Scuba Diving Emergencies DAN Column DCI, dehydration or a cardiac event
While on a diving holiday in Papua New Guinea, a diver experienced symptoms that could have been due to DCI, dehydration or a cardiovascular event.
The diver had completed one dive the previous day without issue and three dives on the day of the incident:
Dive 1: 30m for 30 minutes with a 40-minute surface interval
Dive 2: 22m for 65 minutes with a 2-hour surface interval
Dive 3: 20m for 50 minutes.
Time at the maximum depth was minimal on all dives, with most of the time spent at 10m-12m. Safety stops were completed on all dives. Upon surfacing from the second dive he developed a headache but did not say anything. However, upon surfacing from the final dive he looked and felt unwell. He reported a headache, tingling in his arms and hands, dizziness and haziness.
He was placed on oxygen on the boat and immediately taken back to the resort, where he continued breathing oxygen via a non-rebreather mask at 12 litres per minute in a reclined position. When attempting to go to the bathroom he collapsed due to weakened legs and appeared to be in a semi-conscious state. At this time, DAN was called.
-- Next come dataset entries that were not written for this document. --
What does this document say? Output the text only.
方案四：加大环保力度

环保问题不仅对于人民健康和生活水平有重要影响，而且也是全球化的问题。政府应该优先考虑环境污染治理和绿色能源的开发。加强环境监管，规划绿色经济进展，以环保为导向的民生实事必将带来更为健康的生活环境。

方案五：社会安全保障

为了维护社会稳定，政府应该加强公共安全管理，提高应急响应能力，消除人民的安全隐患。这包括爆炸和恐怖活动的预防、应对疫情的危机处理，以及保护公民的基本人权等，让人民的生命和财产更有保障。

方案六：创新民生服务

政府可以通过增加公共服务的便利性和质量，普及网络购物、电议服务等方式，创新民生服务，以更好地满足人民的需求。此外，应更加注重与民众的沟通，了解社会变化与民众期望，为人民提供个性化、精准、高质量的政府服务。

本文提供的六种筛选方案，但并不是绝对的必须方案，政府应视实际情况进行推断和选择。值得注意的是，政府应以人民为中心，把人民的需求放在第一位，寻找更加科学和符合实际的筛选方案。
Based on the information provided to the DAN medic regarding the dive profiles and the diver’s medical history, the diagnosis was not clear. The diver’s symptoms could have been attributed to DCI, dehydration, or a cardiovascular event. Due to the seriousness of the symptoms, DAN commenced emergency evacuation procedures.
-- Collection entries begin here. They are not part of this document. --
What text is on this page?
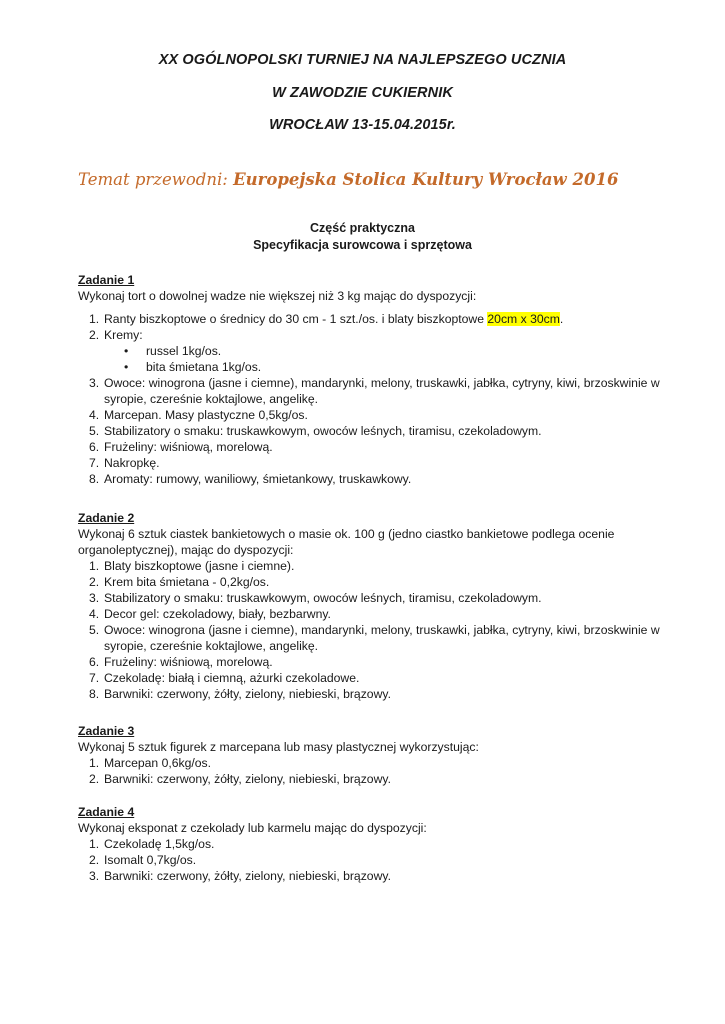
XX OGÓLNOPOLSKI TURNIEJ NA NAJLEPSZEGO UCZNIA
W ZAWODZIE CUKIERNIK
WROCŁAW 13-15.04.2015r.
Temat przewodni: Europejska Stolica Kultury Wrocław 2016
Część praktyczna
Specyfikacja surowcowa i sprzętowa
Zadanie 1
Wykonaj tort o dowolnej wadze nie większej niż 3 kg mając do dyspozycji:
1. Ranty biszkoptowe o średnicy do 30 cm - 1 szt./os. i blaty biszkoptowe 20cm x 30cm.
2. Kremy:
• russel 1kg/os.
• bita śmietana 1kg/os.
3. Owoce: winogrona (jasne i ciemne), mandarynki, melony, truskawki, jabłka, cytryny, kiwi, brzoskwinie w syropie, czereśnie koktajlowe, angelikę.
4. Marcepan. Masy plastyczne 0,5kg/os.
5. Stabilizatory o smaku: truskawkowym, owoców leśnych, tiramisu, czekoladowym.
6. Frużeliny: wiśniową, morelową.
7. Nakropkę.
8. Aromaty: rumowy, waniliowy, śmietankowy, truskawkowy.
Zadanie 2
Wykonaj 6 sztuk ciastek bankietowych o masie ok. 100 g (jedno ciastko bankietowe podlega ocenie organoleptycznej), mając do dyspozycji:
1. Blaty biszkoptowe (jasne i ciemne).
2. Krem bita śmietana - 0,2kg/os.
3. Stabilizatory o smaku: truskawkowym, owoców leśnych, tiramisu, czekoladowym.
4. Decor gel: czekoladowy, biały, bezbarwny.
5. Owoce: winogrona (jasne i ciemne), mandarynki, melony, truskawki, jabłka, cytryny, kiwi, brzoskwinie w syropie, czereśnie koktajlowe, angelikę.
6. Frużeliny: wiśniową, morelową.
7. Czekoladę: białą i ciemną, ażurki czekoladowe.
8. Barwniki: czerwony, żółty, zielony, niebieski, brązowy.
Zadanie 3
Wykonaj 5 sztuk figurek z marcepana lub masy plastycznej wykorzystując:
1. Marcepan 0,6kg/os.
2. Barwniki: czerwony, żółty, zielony, niebieski, brązowy.
Zadanie 4
Wykonaj eksponat z czekolady lub karmelu mając do dyspozycji:
1. Czekoladę 1,5kg/os.
2. Isomalt 0,7kg/os.
3. Barwniki: czerwony, żółty, zielony, niebieski, brązowy.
While the evacuation options were being investigated the diver was instructed to continue breathing oxygen in a reclined position and to receive fluids. The operator was asked to monitor the weakness in the diver’s legs to ensure this did not evolve into paralysis and to ensure the diver could continue to urinate.
The plan was to evacuate the diver to Townsville Hospital (QLD) for evaluation and possible chamber treatment — at this stage, it couldn’t be confirmed whether the incident was dive-related or a non-diving medical situation.
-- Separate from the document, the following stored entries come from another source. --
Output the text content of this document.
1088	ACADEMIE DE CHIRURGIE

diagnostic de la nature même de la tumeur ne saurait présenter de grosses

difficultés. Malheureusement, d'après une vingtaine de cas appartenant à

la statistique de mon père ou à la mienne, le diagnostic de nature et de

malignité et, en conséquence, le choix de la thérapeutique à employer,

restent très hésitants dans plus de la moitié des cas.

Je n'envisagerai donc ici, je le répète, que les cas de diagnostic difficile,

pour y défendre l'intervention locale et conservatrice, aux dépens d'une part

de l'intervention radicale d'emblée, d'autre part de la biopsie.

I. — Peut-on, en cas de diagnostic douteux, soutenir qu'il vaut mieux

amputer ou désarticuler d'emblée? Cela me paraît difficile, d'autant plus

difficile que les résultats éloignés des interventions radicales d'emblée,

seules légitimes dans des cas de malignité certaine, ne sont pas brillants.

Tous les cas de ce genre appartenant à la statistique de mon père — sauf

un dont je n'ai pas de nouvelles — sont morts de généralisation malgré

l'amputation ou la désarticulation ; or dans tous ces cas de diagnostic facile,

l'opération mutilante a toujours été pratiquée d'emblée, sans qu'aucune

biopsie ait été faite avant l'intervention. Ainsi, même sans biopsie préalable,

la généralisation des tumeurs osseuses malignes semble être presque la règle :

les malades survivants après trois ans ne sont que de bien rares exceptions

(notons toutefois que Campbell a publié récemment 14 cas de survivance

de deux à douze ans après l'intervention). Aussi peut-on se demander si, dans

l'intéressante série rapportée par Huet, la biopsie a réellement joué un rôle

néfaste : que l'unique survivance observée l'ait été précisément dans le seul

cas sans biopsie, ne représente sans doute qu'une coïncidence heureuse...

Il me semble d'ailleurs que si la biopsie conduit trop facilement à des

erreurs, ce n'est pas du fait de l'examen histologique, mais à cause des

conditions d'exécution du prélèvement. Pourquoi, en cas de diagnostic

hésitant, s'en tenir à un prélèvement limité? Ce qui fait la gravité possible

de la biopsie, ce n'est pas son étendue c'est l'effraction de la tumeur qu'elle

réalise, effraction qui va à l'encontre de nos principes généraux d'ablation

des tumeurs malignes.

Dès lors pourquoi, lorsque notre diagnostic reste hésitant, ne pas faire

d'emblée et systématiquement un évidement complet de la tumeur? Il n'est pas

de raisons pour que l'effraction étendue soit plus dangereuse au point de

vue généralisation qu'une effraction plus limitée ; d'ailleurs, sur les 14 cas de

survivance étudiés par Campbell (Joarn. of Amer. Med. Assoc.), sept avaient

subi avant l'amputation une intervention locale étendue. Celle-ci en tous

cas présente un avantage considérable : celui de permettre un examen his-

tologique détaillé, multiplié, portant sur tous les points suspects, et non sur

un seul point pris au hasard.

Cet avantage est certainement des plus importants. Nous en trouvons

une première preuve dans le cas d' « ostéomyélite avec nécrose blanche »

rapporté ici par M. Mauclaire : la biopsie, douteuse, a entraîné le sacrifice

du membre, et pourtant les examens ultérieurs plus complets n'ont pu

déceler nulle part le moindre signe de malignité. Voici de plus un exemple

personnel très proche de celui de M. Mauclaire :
Upon arrival at the hospital the diver underwent neurological tests, of which all were unremarkable except for the sharpened Romberg test. This test involves the patient standing upright with one foot in front of the other (heel-to-toes) and with the arms folded across the chest. The diver is then asked to close his eyes. A loss of balance is interpreted as a positive Romberg sign, although several attempts may be made. Ideally, the diver can maintain the position (albeit with some wobbling!) for one minute.
Based on these test results, the diagnosis was DCI, and the diver received a U.S. Navy Table 6 treatment. Afterward the results of further Romberg tests improved significantly.
He was discharged from the hospital the following day with no residual symptoms and was asked to wait several days before flying home, given the severity of his symptoms. Happily, he made a full recovery.
EVACUATION COST: AUD$57,000.
Although he described himself as very fit and reported going to the gym five times a week, the diver’s medical history included a triple heart bypass. Thus the DAN medics could not rule out a cardiac event when assessing his initial symptoms.
While waiting for the evacuation to be organised, DAN’s preferred option would have been to move the diver to a clinic to receive IV fluids and to have a urinary catheter inserted if that became necessary. However, the local clinic was very basic, and it was likely that the diver wouldn’t receive the required care. It was decided that the diver would be more comfortable where he was, and that he was receiving better oxygen first aid at the dive resort than would be available at the clinic. Fortunately, this turned out to be a good decision as the diver improved substantially overnight.